Une éducation au respect des espaces partagés, qui se transforme en automatisme une fois adulte. La pratique va encore plus loin au quotidien : au Japon, les poubelles publiques sont rares, et les habitants prennent l’habitude de rapporter leurs déchets chez eux.
Un geste motivé par le respect
Interrogés sur place par la FIFA, plusieurs supporters ont expliqué la motivation profonde derrière ce nettoyage collectif. « C’est la culture. Mais c’est aussi du respect pour tout : respect pour les joueurs, pour les autres supporters, et aussi pour le stade. Nous sommes honorés d’être ici, alors nous ne voulons pas laisser un endroit en désordre derrière nous », a expliqué l’un d’eux.
Une déclaration qui résume parfaitement la dimension symbolique du geste : il ne s’agit pas seulement de propreté, mais d’une manifestation concrète d’humilité et de gratitude envers le pays d’accueil et les autres participants. Scott North, professeur de sociologie à l’université d’Osaka, expliquait à la BBC en 2018 : « Avec des rappels constants tout au long de l’enfance, ces comportements deviennent des habitudes pour une grande partie de la population ».
Les joueurs japonais eux aussi exemplaires
L’attitude exemplaire ne se limite pas aux tribunes. Sur le terrain, les joueurs japonais ont eux aussi appliqué cette philosophie. Une photo officielle de la FIFA, abondamment relayée, montre le vestiaire de l’équipe japonaise après le match : entièrement nettoyé, ordonné, prêt à être réutilisé. Aucun équipement n’avait été laissé au sol, aucune trace de l’occupation des heures précédentes. Une démarche habituelle pour les joueurs japonais, qui prolongent ainsi sur le terrain le même état d’esprit que leurs supporters dans les gradins. Une cohérence rare, qui contribue à la réputation internationale de la sélection.
Une viralité immédiate sur les réseaux sociaux
Comme à chaque édition, les images du nettoyage des tribunes ont rapidement fait le tour des réseaux sociaux. La FIFA elle-même a relayé une vidéo de la scène sur son compte officiel X (anciennement Twitter), accompagnée d’un message célébrant le geste.
Une anecdote particulièrement marquante a également été partagée : Jameis Winston, le quarterback des New York Giants, présent au stade en tant que commentateur pour la chaîne FOX, a été filmé en train d’aider personnellement les supporters japonais à ramasser les déchets. Une image symbolique, qui illustre l’effet de contagion positive provoqué par ce type de geste. Sur les réseaux, les messages d’admiration ont afflué du monde entier.

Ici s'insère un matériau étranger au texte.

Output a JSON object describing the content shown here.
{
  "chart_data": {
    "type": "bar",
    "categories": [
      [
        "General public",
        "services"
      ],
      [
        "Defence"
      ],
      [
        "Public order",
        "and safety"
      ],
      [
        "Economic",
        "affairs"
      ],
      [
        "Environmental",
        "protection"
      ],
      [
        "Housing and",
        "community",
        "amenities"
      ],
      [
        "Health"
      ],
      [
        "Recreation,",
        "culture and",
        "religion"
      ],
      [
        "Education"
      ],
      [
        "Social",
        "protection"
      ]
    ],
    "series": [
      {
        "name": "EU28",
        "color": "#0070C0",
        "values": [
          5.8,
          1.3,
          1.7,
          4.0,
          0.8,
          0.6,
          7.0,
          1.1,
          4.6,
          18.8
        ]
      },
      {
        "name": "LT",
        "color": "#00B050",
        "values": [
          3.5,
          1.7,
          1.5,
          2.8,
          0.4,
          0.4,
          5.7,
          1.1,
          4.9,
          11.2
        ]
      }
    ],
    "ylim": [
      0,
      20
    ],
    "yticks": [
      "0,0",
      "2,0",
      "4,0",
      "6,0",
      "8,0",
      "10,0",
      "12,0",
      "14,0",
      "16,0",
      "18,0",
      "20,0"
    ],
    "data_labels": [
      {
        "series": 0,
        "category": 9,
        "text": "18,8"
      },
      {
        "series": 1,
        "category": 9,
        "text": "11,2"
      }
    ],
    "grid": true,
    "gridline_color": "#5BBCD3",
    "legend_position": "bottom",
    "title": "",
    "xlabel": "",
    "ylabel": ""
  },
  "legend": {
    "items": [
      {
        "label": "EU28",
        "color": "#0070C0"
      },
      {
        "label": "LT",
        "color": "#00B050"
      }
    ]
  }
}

Une leçon collective qui dépasse le football
Au-delà du sport, ce geste résume tout ce que beaucoup admirent dans la culture japonaise contemporaine : un attachement profond au collectif, le sens du devoir individuel envers la communauté, et une discipline intériorisée sans contrainte extérieure. À l’heure où le football mondial est souvent associé à des images plus « contrastées » – débordements, dégradations, incidents en tribunes -, le rituel des supporters japonais propose un contre-modèle silencieux mais puissant.

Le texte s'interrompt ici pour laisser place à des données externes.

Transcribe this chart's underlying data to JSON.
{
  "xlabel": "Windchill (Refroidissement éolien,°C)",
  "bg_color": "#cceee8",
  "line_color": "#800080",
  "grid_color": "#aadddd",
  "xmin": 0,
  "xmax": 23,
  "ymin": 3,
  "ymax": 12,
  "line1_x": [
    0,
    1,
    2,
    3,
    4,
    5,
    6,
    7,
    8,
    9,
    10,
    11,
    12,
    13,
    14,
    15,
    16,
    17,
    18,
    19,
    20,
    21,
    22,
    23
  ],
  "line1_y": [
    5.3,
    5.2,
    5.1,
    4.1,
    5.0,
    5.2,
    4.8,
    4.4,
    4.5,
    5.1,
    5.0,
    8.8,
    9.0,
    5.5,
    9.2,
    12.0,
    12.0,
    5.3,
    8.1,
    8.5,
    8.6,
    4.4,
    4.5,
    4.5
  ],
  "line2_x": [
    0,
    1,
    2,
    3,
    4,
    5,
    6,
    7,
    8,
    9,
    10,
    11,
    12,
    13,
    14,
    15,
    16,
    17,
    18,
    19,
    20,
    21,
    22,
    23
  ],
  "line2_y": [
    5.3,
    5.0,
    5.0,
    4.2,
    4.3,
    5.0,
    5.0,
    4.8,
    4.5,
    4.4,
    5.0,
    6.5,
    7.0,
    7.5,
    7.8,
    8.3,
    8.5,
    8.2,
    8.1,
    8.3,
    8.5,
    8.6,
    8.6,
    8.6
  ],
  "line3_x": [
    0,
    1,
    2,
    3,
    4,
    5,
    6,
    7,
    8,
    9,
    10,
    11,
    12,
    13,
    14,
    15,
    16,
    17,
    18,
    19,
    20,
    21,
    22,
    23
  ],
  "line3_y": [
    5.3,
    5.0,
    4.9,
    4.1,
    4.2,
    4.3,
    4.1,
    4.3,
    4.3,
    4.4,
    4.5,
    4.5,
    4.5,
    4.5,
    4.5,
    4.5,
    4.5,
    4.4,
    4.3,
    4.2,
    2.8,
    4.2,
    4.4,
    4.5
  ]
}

Pour la suite de leur parcours dans le Mondial 2026, l’équipe affrontera la Tunisie le 20 juin à Monterrey (Mexique), puis la Suède le 25 juin de nouveau au stade de Dallas. L’occasion, sans doute, de renouveler ce geste devenu emblématique.

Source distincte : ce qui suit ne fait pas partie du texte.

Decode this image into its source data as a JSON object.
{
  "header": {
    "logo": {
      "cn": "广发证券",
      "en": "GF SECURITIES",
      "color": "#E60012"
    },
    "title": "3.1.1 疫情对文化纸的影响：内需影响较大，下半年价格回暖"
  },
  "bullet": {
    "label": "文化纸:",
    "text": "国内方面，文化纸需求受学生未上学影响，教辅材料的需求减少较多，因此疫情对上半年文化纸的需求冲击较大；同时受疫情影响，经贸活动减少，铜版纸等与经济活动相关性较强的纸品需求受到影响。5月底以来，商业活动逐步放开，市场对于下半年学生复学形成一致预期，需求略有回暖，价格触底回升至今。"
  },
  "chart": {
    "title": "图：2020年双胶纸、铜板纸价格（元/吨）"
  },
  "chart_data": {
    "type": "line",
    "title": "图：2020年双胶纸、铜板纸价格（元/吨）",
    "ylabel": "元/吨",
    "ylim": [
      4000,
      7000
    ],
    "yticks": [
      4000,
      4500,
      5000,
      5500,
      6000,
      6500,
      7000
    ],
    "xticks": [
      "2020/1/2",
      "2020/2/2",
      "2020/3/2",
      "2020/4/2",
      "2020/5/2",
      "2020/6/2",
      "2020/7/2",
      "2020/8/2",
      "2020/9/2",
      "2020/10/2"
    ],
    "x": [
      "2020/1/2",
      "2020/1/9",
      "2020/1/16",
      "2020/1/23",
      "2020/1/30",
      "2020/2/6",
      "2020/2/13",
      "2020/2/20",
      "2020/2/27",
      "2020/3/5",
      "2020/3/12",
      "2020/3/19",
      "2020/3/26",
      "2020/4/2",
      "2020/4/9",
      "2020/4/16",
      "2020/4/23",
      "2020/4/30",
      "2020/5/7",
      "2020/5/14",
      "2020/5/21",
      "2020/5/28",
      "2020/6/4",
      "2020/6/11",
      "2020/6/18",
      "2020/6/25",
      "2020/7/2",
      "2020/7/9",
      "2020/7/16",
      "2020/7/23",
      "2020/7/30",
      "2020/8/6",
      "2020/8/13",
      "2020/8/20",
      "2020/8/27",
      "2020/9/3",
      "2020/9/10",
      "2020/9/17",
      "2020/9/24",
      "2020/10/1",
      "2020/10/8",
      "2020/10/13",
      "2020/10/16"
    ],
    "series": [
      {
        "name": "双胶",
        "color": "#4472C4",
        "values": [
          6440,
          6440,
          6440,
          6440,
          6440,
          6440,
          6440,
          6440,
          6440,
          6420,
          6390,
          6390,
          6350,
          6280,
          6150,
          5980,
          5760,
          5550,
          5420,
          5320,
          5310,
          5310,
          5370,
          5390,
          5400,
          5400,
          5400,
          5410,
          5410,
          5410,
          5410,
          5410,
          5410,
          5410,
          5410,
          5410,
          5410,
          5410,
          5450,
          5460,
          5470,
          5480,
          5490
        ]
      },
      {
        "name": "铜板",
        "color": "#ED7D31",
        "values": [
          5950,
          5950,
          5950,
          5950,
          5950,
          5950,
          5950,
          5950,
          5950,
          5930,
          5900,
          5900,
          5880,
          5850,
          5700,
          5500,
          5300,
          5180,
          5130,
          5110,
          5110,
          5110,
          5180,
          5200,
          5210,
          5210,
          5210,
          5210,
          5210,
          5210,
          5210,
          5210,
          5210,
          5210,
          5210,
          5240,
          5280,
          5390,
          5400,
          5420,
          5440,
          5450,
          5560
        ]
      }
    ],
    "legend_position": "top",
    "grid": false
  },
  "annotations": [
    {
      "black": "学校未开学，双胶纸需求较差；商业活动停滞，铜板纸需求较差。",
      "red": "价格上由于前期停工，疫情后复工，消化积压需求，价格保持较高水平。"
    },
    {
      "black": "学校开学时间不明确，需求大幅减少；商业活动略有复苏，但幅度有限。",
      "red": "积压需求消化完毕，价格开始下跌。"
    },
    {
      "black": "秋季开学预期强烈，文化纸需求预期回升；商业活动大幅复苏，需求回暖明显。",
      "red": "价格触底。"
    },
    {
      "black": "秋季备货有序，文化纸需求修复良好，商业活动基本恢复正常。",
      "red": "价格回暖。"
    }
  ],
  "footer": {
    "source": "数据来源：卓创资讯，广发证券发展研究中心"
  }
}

Avec leurs sacs bleus à la main, leur calme et leur application, les supporters japonais ont ainsi une nouvelle fois transformé un match de Coupe du monde en leçon de civisme. Dans un monde où les images marquantes des stades sont souvent associées aux « excès », la dignité tranquille des Samouraïs Bleus rappelle qu’il existe une autre manière d’aimer le sport – et peut-être aussi, plus largement, de vivre ensemble.